A alimentação era escassa e não atendia às necessidades mínimas de nutrição para quem realiza tarefas como a dos carvoeiros, que exigem muito esforço físico. Pela manhã, por exeemplo, se resumia a café preto. Alguns empregados compravam bolachas para complementar suas refeições do empregador, mediante desconto na folha de pagamento. Proveniente de cisterna recém-aberta, a água consumida tinha aparência turva e barrenta.

O alojamento era um barraco. As camas eram improvisadas com tábuas e tijolos e os colchões estavam muito sujos. A instalação sanitária à disposição não tinha água corrente e, portanto, não era utilizada. Os trabalhadores acabavam utilizando o mato mesmo como banheiro.

Os salários eram pagos com atraso e o valor empre era diferente do prometido pelo empregador. Os fiscais comprovaram que algumas Carteiras de Trabalho e da Previdência Social (CTPSs) foram retidas.

Arrendamento

As outras nove vítimas foram libertadas na Fazenda Dois Córregos, em Nova Crixás (GO). A propriedade pertence a Inácio Pereira Neves, mas a carvoaria era de Francisco Brás Cavalcante. A situação do meio ambiente de trabalho também era degradante: os trabalhadores não tinham acesso à água potável, estavam alojados em barracos precários e não recebiam EPIs.

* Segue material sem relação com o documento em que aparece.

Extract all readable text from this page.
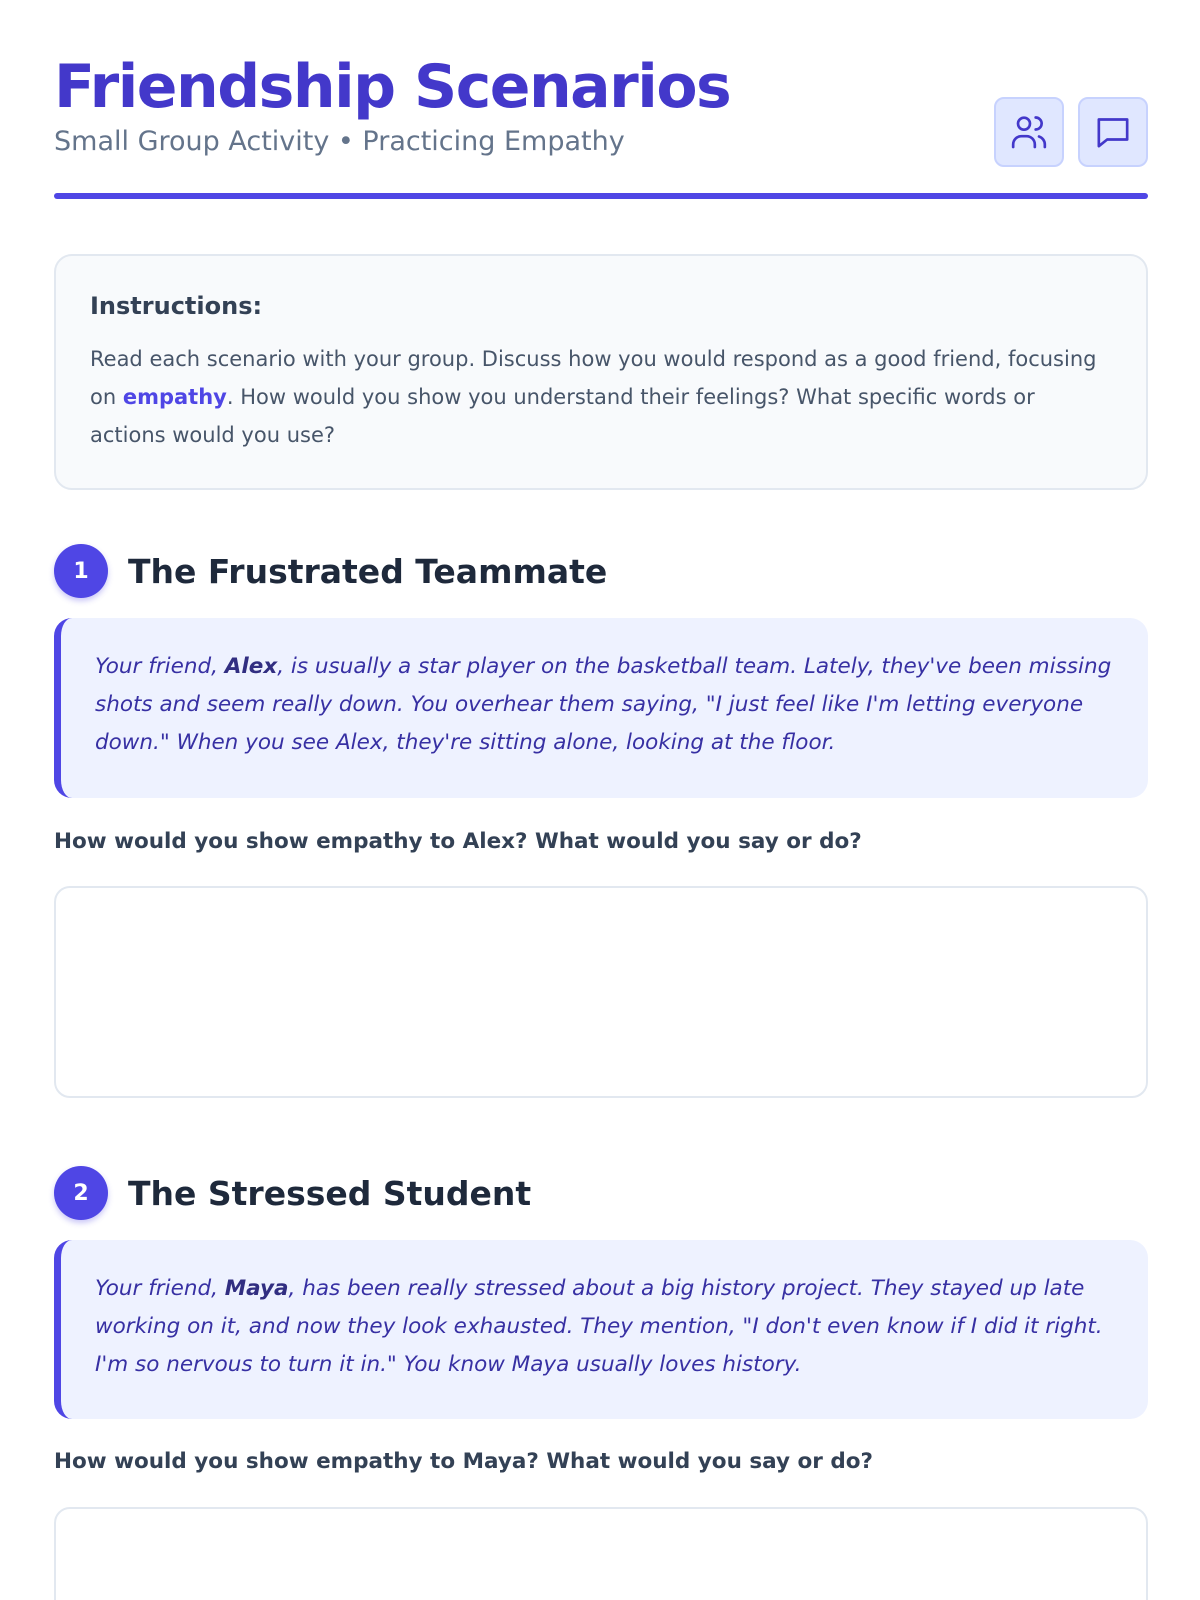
Friendship Scenarios
Small Group Activity • Practicing Empathy
Instructions:
Read each scenario with your group. Discuss how you would respond as a good friend, focusing on empathy. How would you show you understand their feelings? What specific words or actions would you use?
1	The Frustrated Teammate

Your friend, Alex, is usually a star player on the basketball team. Lately, they've been missing shots and seem really down. You overhear them saying, "I just feel like I'm letting everyone down." When you see Alex, they're sitting alone, looking at the floor.

How would you show empathy to Alex? What would you say or do?
2	The Stressed Student

Your friend, Maya, has been really stressed about a big history project. They stayed up late working on it, and now they look exhausted. They mention, "I don't even know if I did it right. I'm so nervous to turn it in." You know Maya usually loves history.

How would you show empathy to Maya? What would you say or do?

Em todas as três fazendas, foram celebrados contratos de arrendamento entre o produtores de carvão e os proprietários dos imóveis rurais. Os donos disponibilizaram as terras para o desmatamento da mata nativa e retirada da madeira, recebendo o benefício da terra limpa para formação de pastagens para pecuária, enquanto os arrendatários (produtores de carvão) ficaram com o direito de explorar o material lenhoso disponível.

Na avaliação da equipe de fiscalização, o contrato de arrendamento não passa de um subterfúgio para fraudar direitos trabalhistas, pois representa terceirização de atividade-fim do imóvel rural, já que o fazendeiro recebe a terra desmatada para pastagem. Os proprietários das três fazendas flagradas foram autuados e devem arcar com as verbas rescisórias das vítimas.

Jairo Luiz Alves e Ademir Furuya concordaram em fazer os pagamentos. O valor total das verbas rescisórias superou R$ 50 mil. Eles também firmaram um Termo de Ajustamento de Conduta (TAC) com o MPT.